Discussion on a pile of pancakes in the beauty of Programming

Discussion on a pile of pancakes in the beauty of Programming

This type of problem I first encountered was a problem where the chef had to arrange the dishes on a shelf from big to small, and I had to flip the dishes as I did in this article, at that time, I gave the following answer:

Int findmaxidx (int * pdishes, int nbegin, int nend)
{
Int I, maxidx = nbegin;
For (I = nbegin + 1; I <= nend; I ++)
{
If (pdishes [I]> pdishes [maxidx])
{
Maxidx = I;
}
}
Return maxidx;
}

Void revert (int * pdishes, int nbegin, int nend)
{
Int I, j, TMP;
Assert (nend> nbegin );
For (I = nbegin, j = nend; I <j; I ++, j --)
{
TMP = pdishes [I];
Pdishes [I] = m_cakearray [J];
Pdishes [J] = TMP;
}
}

Int prefixsort (int * pdishes, int fjcount)
{
Int I, curmax;
Int swapcount = 0;
For (I = fjcount-1; I> 0; I --)
{
Curmax = findmaxidx (pdishes, 0, I );
If (curmax = 0)
{
Revert (pdishes, 0, I );
Swapcount ++;
}
Else if (curmax! = I)
{
Revert (pdishes, 0, curmax );
Revert (pdishes, 0, I );
Swapcount + = 2;
}
Else
{
;
}
}

Return swapcount;
}

The prefixsort () function sorts the array and returns the number of flipped ings. The idea of this Code is to first locate the position of the largest tray before the position, then, use one or two flip operations to change the largest plate to this position, move the plate one or two times, and repeat the above process. For a relatively long period of time, I thought this was the optimal solution, because it conforms to the limit of less than 2 * (fjcount-1), and can avoid flip for partial ordered dishes, what if my classmates tell me that the direction of partial ordered dishes is reversed? That is to say, how can we take advantage of the fact that there are already several dishes in order of size, but the order is the opposite of the order? Is there a way to reduce the number of flipped ings in partial order but reverse order? Later, I didn't think of a good method, so I had to solve this problem by using the exhaustive method. The introduction to algorithms calls this method of exhaustion + conditional judgment as the branch boundary method. Later I saw a doctoral thesis, saying that dynamic planning can be used to solve this optimization problem. I found the description of dynamic planning from introduction to algorithms, using Dynamic Programming to solve the problem requires the problem domain to have the optimal subproblem. Using the optimal subproblem's local optimal solution heap the optimal solution of the entire problem domain, however, the method for decomposing the optimal subproblem has not been found, let's stop. When I read this book in the bookstore, I was very much looking forward to seeing that I could use the dynamic planning method. But I was very disappointed to go home and see that the final solution still adopted the method of trying to solve all the problems, I don't know who can give pointers on how to use dynamic planning to solve this problem.

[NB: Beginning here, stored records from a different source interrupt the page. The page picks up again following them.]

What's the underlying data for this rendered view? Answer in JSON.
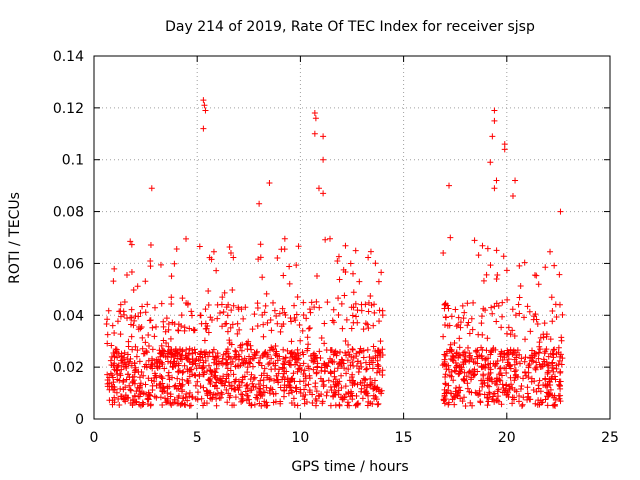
{
  "chart_data": {
    "type": "scatter",
    "title": "Day 214 of 2019, Rate Of TEC Index for receiver sjsp",
    "xlabel": "GPS time / hours",
    "ylabel": "ROTI / TECUs",
    "xlim": [
      0,
      25
    ],
    "ylim": [
      0,
      0.14
    ],
    "xticks": [
      0,
      5,
      10,
      15,
      20,
      25
    ],
    "xtick_labels": [
      "0",
      "5",
      "10",
      "15",
      "20",
      "25"
    ],
    "yticks": [
      0,
      0.02,
      0.04,
      0.06,
      0.08,
      0.1,
      0.12,
      0.14
    ],
    "ytick_labels": [
      "0",
      "0.02",
      "0.04",
      "0.06",
      "0.08",
      "0.1",
      "0.12",
      "0.14"
    ],
    "grid": true,
    "marker": "+",
    "marker_color": "#ff0000",
    "segments": [
      {
        "x_start": 0.6,
        "x_end": 14.0,
        "typical_max": 0.03,
        "description": "dense band"
      },
      {
        "x_start": 16.9,
        "x_end": 22.7,
        "typical_max": 0.03,
        "description": "dense band"
      }
    ],
    "notable_points": [
      {
        "x": 2.8,
        "y": 0.089
      },
      {
        "x": 5.3,
        "y": 0.123
      },
      {
        "x": 5.35,
        "y": 0.121
      },
      {
        "x": 5.4,
        "y": 0.119
      },
      {
        "x": 5.3,
        "y": 0.112
      },
      {
        "x": 8.0,
        "y": 0.083
      },
      {
        "x": 8.5,
        "y": 0.091
      },
      {
        "x": 10.7,
        "y": 0.118
      },
      {
        "x": 10.75,
        "y": 0.116
      },
      {
        "x": 10.7,
        "y": 0.11
      },
      {
        "x": 11.1,
        "y": 0.109
      },
      {
        "x": 11.1,
        "y": 0.1
      },
      {
        "x": 10.9,
        "y": 0.089
      },
      {
        "x": 11.1,
        "y": 0.087
      },
      {
        "x": 17.2,
        "y": 0.09
      },
      {
        "x": 19.4,
        "y": 0.119
      },
      {
        "x": 19.4,
        "y": 0.115
      },
      {
        "x": 19.3,
        "y": 0.109
      },
      {
        "x": 19.2,
        "y": 0.099
      },
      {
        "x": 19.9,
        "y": 0.106
      },
      {
        "x": 19.9,
        "y": 0.104
      },
      {
        "x": 19.5,
        "y": 0.092
      },
      {
        "x": 19.4,
        "y": 0.089
      },
      {
        "x": 20.4,
        "y": 0.092
      },
      {
        "x": 20.3,
        "y": 0.086
      },
      {
        "x": 22.6,
        "y": 0.08
      }
    ]
  }
}
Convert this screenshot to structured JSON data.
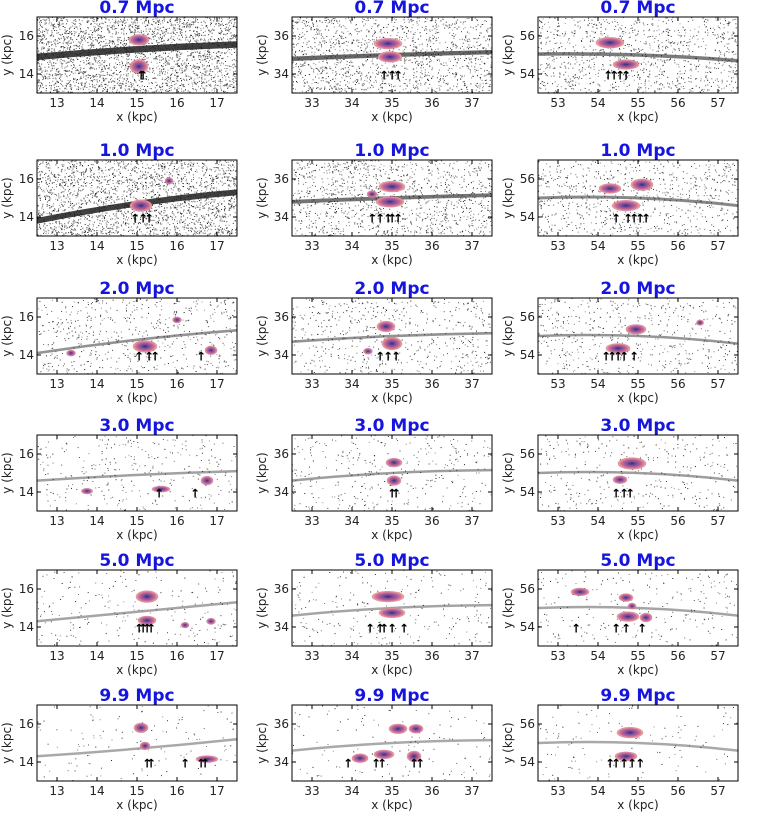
{
  "figure": {
    "colors": {
      "title": "#1515dd",
      "stream_dark": "#1e1e1e",
      "blob_colors": [
        "#3a2a6e",
        "#7a4f9e",
        "#b25f9b",
        "#e07b8e",
        "#f6b89a",
        "#fde3c8"
      ]
    }
  },
  "chart_data": [
    {
      "type": "scatter",
      "title": "0.7 Mpc",
      "xlabel": "x (kpc)",
      "ylabel": "y (kpc)",
      "xlim": [
        12.5,
        17.5
      ],
      "ylim": [
        13.0,
        17.0
      ],
      "xticks": [
        13,
        14,
        15,
        16,
        17
      ],
      "yticks": [
        14,
        16
      ],
      "density": 1.0,
      "band": [
        [
          12.5,
          14.9
        ],
        [
          15.0,
          15.3
        ],
        [
          17.5,
          15.55
        ]
      ],
      "blobs": [
        [
          15.05,
          15.8,
          0.4,
          0.35
        ],
        [
          15.05,
          14.4,
          0.35,
          0.5
        ]
      ],
      "arrows": [
        15.1,
        15.15
      ]
    },
    {
      "type": "scatter",
      "title": "0.7 Mpc",
      "xlabel": "x (kpc)",
      "ylabel": "y (kpc)",
      "xlim": [
        32.5,
        37.5
      ],
      "ylim": [
        33.0,
        37.0
      ],
      "xticks": [
        33,
        34,
        35,
        36,
        37
      ],
      "yticks": [
        34,
        36
      ],
      "density": 0.55,
      "band": [
        [
          32.5,
          34.8
        ],
        [
          35.0,
          35.0
        ],
        [
          37.5,
          35.15
        ]
      ],
      "blobs": [
        [
          34.9,
          35.6,
          0.6,
          0.35
        ],
        [
          34.95,
          34.9,
          0.5,
          0.35
        ]
      ],
      "arrows": [
        34.8,
        35.0,
        35.15
      ]
    },
    {
      "type": "scatter",
      "title": "0.7 Mpc",
      "xlabel": "x (kpc)",
      "ylabel": "y (kpc)",
      "xlim": [
        52.5,
        57.5
      ],
      "ylim": [
        53.0,
        57.0
      ],
      "xticks": [
        53,
        54,
        55,
        56,
        57
      ],
      "yticks": [
        54,
        56
      ],
      "density": 0.4,
      "band": [
        [
          52.5,
          55.05
        ],
        [
          55.0,
          55.0
        ],
        [
          57.5,
          54.7
        ]
      ],
      "blobs": [
        [
          54.3,
          55.65,
          0.6,
          0.35
        ],
        [
          54.7,
          54.5,
          0.55,
          0.3
        ]
      ],
      "arrows": [
        54.25,
        54.4,
        54.55,
        54.7
      ]
    },
    {
      "type": "scatter",
      "title": "1.0 Mpc",
      "xlabel": "x (kpc)",
      "ylabel": "y (kpc)",
      "xlim": [
        12.5,
        17.5
      ],
      "ylim": [
        13.0,
        17.0
      ],
      "xticks": [
        13,
        14,
        15,
        16,
        17
      ],
      "yticks": [
        14,
        16
      ],
      "density": 0.85,
      "band": [
        [
          12.5,
          13.8
        ],
        [
          15.0,
          14.7
        ],
        [
          17.5,
          15.3
        ]
      ],
      "blobs": [
        [
          15.1,
          14.6,
          0.45,
          0.4
        ],
        [
          15.8,
          15.9,
          0.1,
          0.15
        ]
      ],
      "arrows": [
        14.95,
        15.15,
        15.3
      ]
    },
    {
      "type": "scatter",
      "title": "1.0 Mpc",
      "xlabel": "x (kpc)",
      "ylabel": "y (kpc)",
      "xlim": [
        32.5,
        37.5
      ],
      "ylim": [
        33.0,
        37.0
      ],
      "xticks": [
        33,
        34,
        35,
        36,
        37
      ],
      "yticks": [
        34,
        36
      ],
      "density": 0.45,
      "band": [
        [
          32.5,
          34.8
        ],
        [
          35.0,
          35.0
        ],
        [
          37.5,
          35.15
        ]
      ],
      "blobs": [
        [
          35.0,
          35.6,
          0.55,
          0.35
        ],
        [
          34.95,
          34.8,
          0.6,
          0.35
        ],
        [
          34.5,
          35.2,
          0.15,
          0.15
        ]
      ],
      "arrows": [
        34.5,
        34.7,
        34.9,
        35.0,
        35.15
      ]
    },
    {
      "type": "scatter",
      "title": "1.0 Mpc",
      "xlabel": "x (kpc)",
      "ylabel": "y (kpc)",
      "xlim": [
        52.5,
        57.5
      ],
      "ylim": [
        53.0,
        57.0
      ],
      "xticks": [
        53,
        54,
        55,
        56,
        57
      ],
      "yticks": [
        54,
        56
      ],
      "density": 0.3,
      "band": [
        [
          52.5,
          55.0
        ],
        [
          55.0,
          55.0
        ],
        [
          57.5,
          54.6
        ]
      ],
      "blobs": [
        [
          54.3,
          55.5,
          0.45,
          0.3
        ],
        [
          55.1,
          55.7,
          0.45,
          0.4
        ],
        [
          54.7,
          54.6,
          0.6,
          0.35
        ]
      ],
      "arrows": [
        54.45,
        54.75,
        54.9,
        55.05,
        55.2
      ]
    },
    {
      "type": "scatter",
      "title": "2.0 Mpc",
      "xlabel": "x (kpc)",
      "ylabel": "y (kpc)",
      "xlim": [
        12.5,
        17.5
      ],
      "ylim": [
        13.0,
        17.0
      ],
      "xticks": [
        13,
        14,
        15,
        16,
        17
      ],
      "yticks": [
        14,
        16
      ],
      "density": 0.22,
      "band": [
        [
          12.5,
          14.1
        ],
        [
          15.0,
          14.8
        ],
        [
          17.5,
          15.3
        ]
      ],
      "blobs": [
        [
          15.2,
          14.45,
          0.5,
          0.4
        ],
        [
          13.35,
          14.1,
          0.12,
          0.1
        ],
        [
          16.85,
          14.25,
          0.2,
          0.25
        ],
        [
          16.0,
          15.85,
          0.12,
          0.1
        ]
      ],
      "arrows": [
        15.05,
        15.3,
        15.45,
        16.6
      ]
    },
    {
      "type": "scatter",
      "title": "2.0 Mpc",
      "xlabel": "x (kpc)",
      "ylabel": "y (kpc)",
      "xlim": [
        32.5,
        37.5
      ],
      "ylim": [
        33.0,
        37.0
      ],
      "xticks": [
        33,
        34,
        35,
        36,
        37
      ],
      "yticks": [
        34,
        36
      ],
      "density": 0.22,
      "band": [
        [
          32.5,
          34.7
        ],
        [
          35.0,
          35.0
        ],
        [
          37.5,
          35.15
        ]
      ],
      "blobs": [
        [
          34.85,
          35.5,
          0.35,
          0.35
        ],
        [
          35.0,
          34.6,
          0.4,
          0.45
        ],
        [
          34.4,
          34.2,
          0.12,
          0.1
        ]
      ],
      "arrows": [
        34.7,
        34.9,
        35.1
      ]
    },
    {
      "type": "scatter",
      "title": "2.0 Mpc",
      "xlabel": "x (kpc)",
      "ylabel": "y (kpc)",
      "xlim": [
        52.5,
        57.5
      ],
      "ylim": [
        53.0,
        57.0
      ],
      "xticks": [
        53,
        54,
        55,
        56,
        57
      ],
      "yticks": [
        54,
        56
      ],
      "density": 0.2,
      "band": [
        [
          52.5,
          55.0
        ],
        [
          55.0,
          55.0
        ],
        [
          57.5,
          54.6
        ]
      ],
      "blobs": [
        [
          54.95,
          55.35,
          0.4,
          0.3
        ],
        [
          54.5,
          54.35,
          0.5,
          0.3
        ],
        [
          56.55,
          55.7,
          0.08,
          0.08
        ]
      ],
      "arrows": [
        54.2,
        54.35,
        54.5,
        54.65,
        54.9
      ]
    },
    {
      "type": "scatter",
      "title": "3.0 Mpc",
      "xlabel": "x (kpc)",
      "ylabel": "y (kpc)",
      "xlim": [
        12.5,
        17.5
      ],
      "ylim": [
        13.0,
        17.0
      ],
      "xticks": [
        13,
        14,
        15,
        16,
        17
      ],
      "yticks": [
        14,
        16
      ],
      "density": 0.12,
      "band": [
        [
          12.5,
          14.6
        ],
        [
          15.0,
          14.9
        ],
        [
          17.5,
          15.1
        ]
      ],
      "blobs": [
        [
          13.75,
          14.05,
          0.18,
          0.08
        ],
        [
          15.6,
          14.15,
          0.35,
          0.1
        ],
        [
          16.75,
          14.6,
          0.2,
          0.25
        ]
      ],
      "arrows": [
        15.55,
        16.45
      ]
    },
    {
      "type": "scatter",
      "title": "3.0 Mpc",
      "xlabel": "x (kpc)",
      "ylabel": "y (kpc)",
      "xlim": [
        32.5,
        37.5
      ],
      "ylim": [
        33.0,
        37.0
      ],
      "xticks": [
        33,
        34,
        35,
        36,
        37
      ],
      "yticks": [
        34,
        36
      ],
      "density": 0.13,
      "band": [
        [
          32.5,
          34.6
        ],
        [
          35.0,
          35.0
        ],
        [
          37.5,
          35.15
        ]
      ],
      "blobs": [
        [
          35.05,
          35.55,
          0.3,
          0.25
        ],
        [
          35.05,
          34.6,
          0.25,
          0.3
        ]
      ],
      "arrows": [
        35.0,
        35.1
      ]
    },
    {
      "type": "scatter",
      "title": "3.0 Mpc",
      "xlabel": "x (kpc)",
      "ylabel": "y (kpc)",
      "xlim": [
        52.5,
        57.5
      ],
      "ylim": [
        53.0,
        57.0
      ],
      "xticks": [
        53,
        54,
        55,
        56,
        57
      ],
      "yticks": [
        54,
        56
      ],
      "density": 0.13,
      "band": [
        [
          52.5,
          55.0
        ],
        [
          55.0,
          55.0
        ],
        [
          57.5,
          54.6
        ]
      ],
      "blobs": [
        [
          54.85,
          55.5,
          0.6,
          0.4
        ],
        [
          54.55,
          54.65,
          0.25,
          0.2
        ]
      ],
      "arrows": [
        54.45,
        54.65,
        54.8
      ]
    },
    {
      "type": "scatter",
      "title": "5.0 Mpc",
      "xlabel": "x (kpc)",
      "ylabel": "y (kpc)",
      "xlim": [
        12.5,
        17.5
      ],
      "ylim": [
        13.0,
        17.0
      ],
      "xticks": [
        13,
        14,
        15,
        16,
        17
      ],
      "yticks": [
        14,
        16
      ],
      "density": 0.09,
      "band": [
        [
          12.5,
          14.3
        ],
        [
          15.0,
          14.8
        ],
        [
          17.5,
          15.3
        ]
      ],
      "blobs": [
        [
          15.25,
          15.6,
          0.45,
          0.4
        ],
        [
          15.25,
          14.35,
          0.35,
          0.25
        ],
        [
          16.2,
          14.1,
          0.1,
          0.08
        ],
        [
          16.85,
          14.3,
          0.12,
          0.12
        ]
      ],
      "arrows": [
        15.05,
        15.15,
        15.25,
        15.35
      ]
    },
    {
      "type": "scatter",
      "title": "5.0 Mpc",
      "xlabel": "x (kpc)",
      "ylabel": "y (kpc)",
      "xlim": [
        32.5,
        37.5
      ],
      "ylim": [
        33.0,
        37.0
      ],
      "xticks": [
        33,
        34,
        35,
        36,
        37
      ],
      "yticks": [
        34,
        36
      ],
      "density": 0.09,
      "band": [
        [
          32.5,
          34.6
        ],
        [
          35.0,
          35.0
        ],
        [
          37.5,
          35.15
        ]
      ],
      "blobs": [
        [
          34.9,
          35.6,
          0.7,
          0.35
        ],
        [
          35.0,
          34.75,
          0.55,
          0.3
        ]
      ],
      "arrows": [
        34.45,
        34.7,
        34.8,
        35.0,
        35.3
      ]
    },
    {
      "type": "scatter",
      "title": "5.0 Mpc",
      "xlabel": "x (kpc)",
      "ylabel": "y (kpc)",
      "xlim": [
        52.5,
        57.5
      ],
      "ylim": [
        53.0,
        57.0
      ],
      "xticks": [
        53,
        54,
        55,
        56,
        57
      ],
      "yticks": [
        54,
        56
      ],
      "density": 0.09,
      "band": [
        [
          52.5,
          55.0
        ],
        [
          55.0,
          55.0
        ],
        [
          57.5,
          54.6
        ]
      ],
      "blobs": [
        [
          53.55,
          55.85,
          0.35,
          0.2
        ],
        [
          54.7,
          55.55,
          0.25,
          0.2
        ],
        [
          54.75,
          54.55,
          0.45,
          0.3
        ],
        [
          55.2,
          54.5,
          0.2,
          0.25
        ],
        [
          54.85,
          55.1,
          0.1,
          0.1
        ]
      ],
      "arrows": [
        53.45,
        54.45,
        54.7,
        55.1
      ]
    },
    {
      "type": "scatter",
      "title": "9.9 Mpc",
      "xlabel": "x (kpc)",
      "ylabel": "y (kpc)",
      "xlim": [
        12.5,
        17.5
      ],
      "ylim": [
        13.0,
        17.0
      ],
      "xticks": [
        13,
        14,
        15,
        16,
        17
      ],
      "yticks": [
        14,
        16
      ],
      "density": 0.05,
      "band": [
        [
          12.5,
          14.3
        ],
        [
          15.0,
          14.7
        ],
        [
          17.5,
          15.2
        ]
      ],
      "blobs": [
        [
          15.1,
          15.8,
          0.25,
          0.3
        ],
        [
          15.2,
          14.85,
          0.15,
          0.2
        ],
        [
          16.75,
          14.15,
          0.45,
          0.15
        ]
      ],
      "arrows": [
        15.25,
        15.35,
        16.2,
        16.6,
        16.7
      ]
    },
    {
      "type": "scatter",
      "title": "9.9 Mpc",
      "xlabel": "x (kpc)",
      "ylabel": "y (kpc)",
      "xlim": [
        32.5,
        37.5
      ],
      "ylim": [
        33.0,
        37.0
      ],
      "xticks": [
        33,
        34,
        35,
        36,
        37
      ],
      "yticks": [
        34,
        36
      ],
      "density": 0.05,
      "band": [
        [
          32.5,
          34.6
        ],
        [
          35.0,
          35.0
        ],
        [
          37.5,
          35.15
        ]
      ],
      "blobs": [
        [
          34.2,
          34.2,
          0.3,
          0.25
        ],
        [
          34.8,
          34.4,
          0.4,
          0.25
        ],
        [
          35.15,
          35.75,
          0.35,
          0.3
        ],
        [
          35.6,
          35.75,
          0.25,
          0.25
        ],
        [
          35.55,
          34.3,
          0.25,
          0.35
        ]
      ],
      "arrows": [
        33.9,
        34.6,
        34.75,
        35.55,
        35.7
      ]
    },
    {
      "type": "scatter",
      "title": "9.9 Mpc",
      "xlabel": "x (kpc)",
      "ylabel": "y (kpc)",
      "xlim": [
        52.5,
        57.5
      ],
      "ylim": [
        53.0,
        57.0
      ],
      "xticks": [
        53,
        54,
        55,
        56,
        57
      ],
      "yticks": [
        54,
        56
      ],
      "density": 0.05,
      "band": [
        [
          52.5,
          55.0
        ],
        [
          55.0,
          55.0
        ],
        [
          57.5,
          54.6
        ]
      ],
      "blobs": [
        [
          54.8,
          55.55,
          0.55,
          0.35
        ],
        [
          54.7,
          54.3,
          0.45,
          0.25
        ]
      ],
      "arrows": [
        54.3,
        54.45,
        54.65,
        54.85,
        55.05
      ]
    }
  ]
}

As mentioned above, the number of errors in this book is remarkable, especially for the code in this example. m_arrswap and M_n can be understood as printed errors, but Init () in the function, I refreshed four new memories and never saw any space for releasing them. I couldn't figure out what happened. Isn't it Java's habit to write this code? Although the official team provided an error description and added an destructor to release the memory, it can be seen that the author is not confused, should these four pointers be initialized to null in the constructor at least?